Max Lee posted 1 patch 17 hours ago
drivers/pci/quirks.c | 22 ++++++++++++++++++++++
1 file changed, 22 insertions(+)
[PATCH v2] PCI: Mask Replay Timer Timeout for Realtek RTS525A
Posted by Max Lee 17 hours ago
The Realtek RTS525A PCI-Express SD card reader (10ec:525a) generates
excessive Correctable Error (Replay Timer Timeout) AER events during
PCIe link initialization. On systems where firmware enables AER
reporting (CERptEn+), this causes an AER storm of ~240K error events
within 11 seconds of boot, overwhelming the kernel error handler and
blocking shutdown/reboot.

The root cause is a transient link training instability inherent to this
device -- even on BIOS versions that suppress reporting, the error
status register (CESta) shows Timeout+ set.

Unlike the GL9750/GL9755 fixup, which only masks the parent root port,
the RTS525A also needs its endpoint Correctable Error Mask bit 12
(PCI_ERR_COR_REP_TIMER) masked when the endpoint exposes AER, so it does
not send ERR_COR messages upstream. Also mask the parent root port to
cover root-port reporting of link errors caused by the endpoint.

Signed-off-by: Max Lee <max.lee@canonical.com>
---
Changes in v2:
  - Mask the parent root port even when the endpoint lacks AER capability.
  - Remove the early return before parent root port masking.

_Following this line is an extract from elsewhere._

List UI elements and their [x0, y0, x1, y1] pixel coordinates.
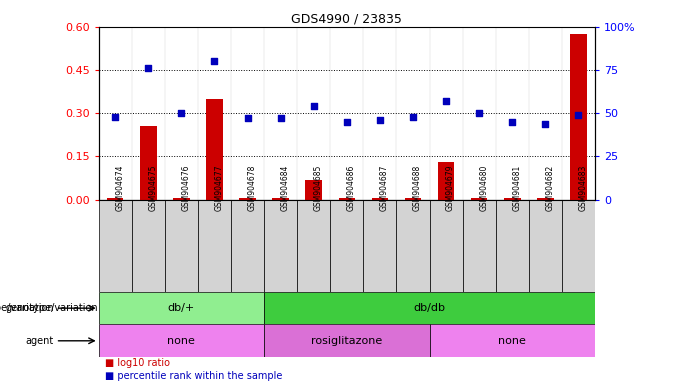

 drivers/pci/quirks.c | 22 ++++++++++++++++++++++
 1 file changed, 22 insertions(+)

diff --git a/drivers/pci/quirks.c b/drivers/pci/quirks.c
index caaed1a01dc0..6597536a4c70 100644
--- a/drivers/pci/quirks.c
+++ b/drivers/pci/quirks.c
@@ -6380,4 +6380,26 @@ static void pci_mask_replay_timer_timeout(struct pci_dev *pdev)
 }
 DECLARE_PCI_FIXUP_FINAL(PCI_VENDOR_ID_GLI, 0x9750, pci_mask_replay_timer_timeout);
 DECLARE_PCI_FIXUP_FINAL(PCI_VENDOR_ID_GLI, 0x9755, pci_mask_replay_timer_timeout);
+
+static void pci_mask_replay_timer_timeout_on_endpoint(struct pci_dev *pdev)
+{
+	u32 val;
+
+	if (pdev->aer_cap) {
+		pci_info(pdev, "mask Replay Timer Timeout on endpoint due to hardware defect\n");
+
+		pci_read_config_dword(pdev, pdev->aer_cap + PCI_ERR_COR_MASK, &val);
+		val |= PCI_ERR_COR_REP_TIMER;
+		pci_write_config_dword(pdev, pdev->aer_cap + PCI_ERR_COR_MASK, val);
+	}
+
+	/*
+	 * Also mask the parent root port. Do this even if the endpoint lacks
+	 * AER capability because the root port may still report link errors
+	 * caused by the endpoint.
+	 */
+	pci_mask_replay_timer_timeout(pdev);
+}
+DECLARE_PCI_FIXUP_FINAL(PCI_VENDOR_ID_REALTEK, 0x525a,
+			pci_mask_replay_timer_timeout_on_endpoint);
 #endif
-- 
2.43.0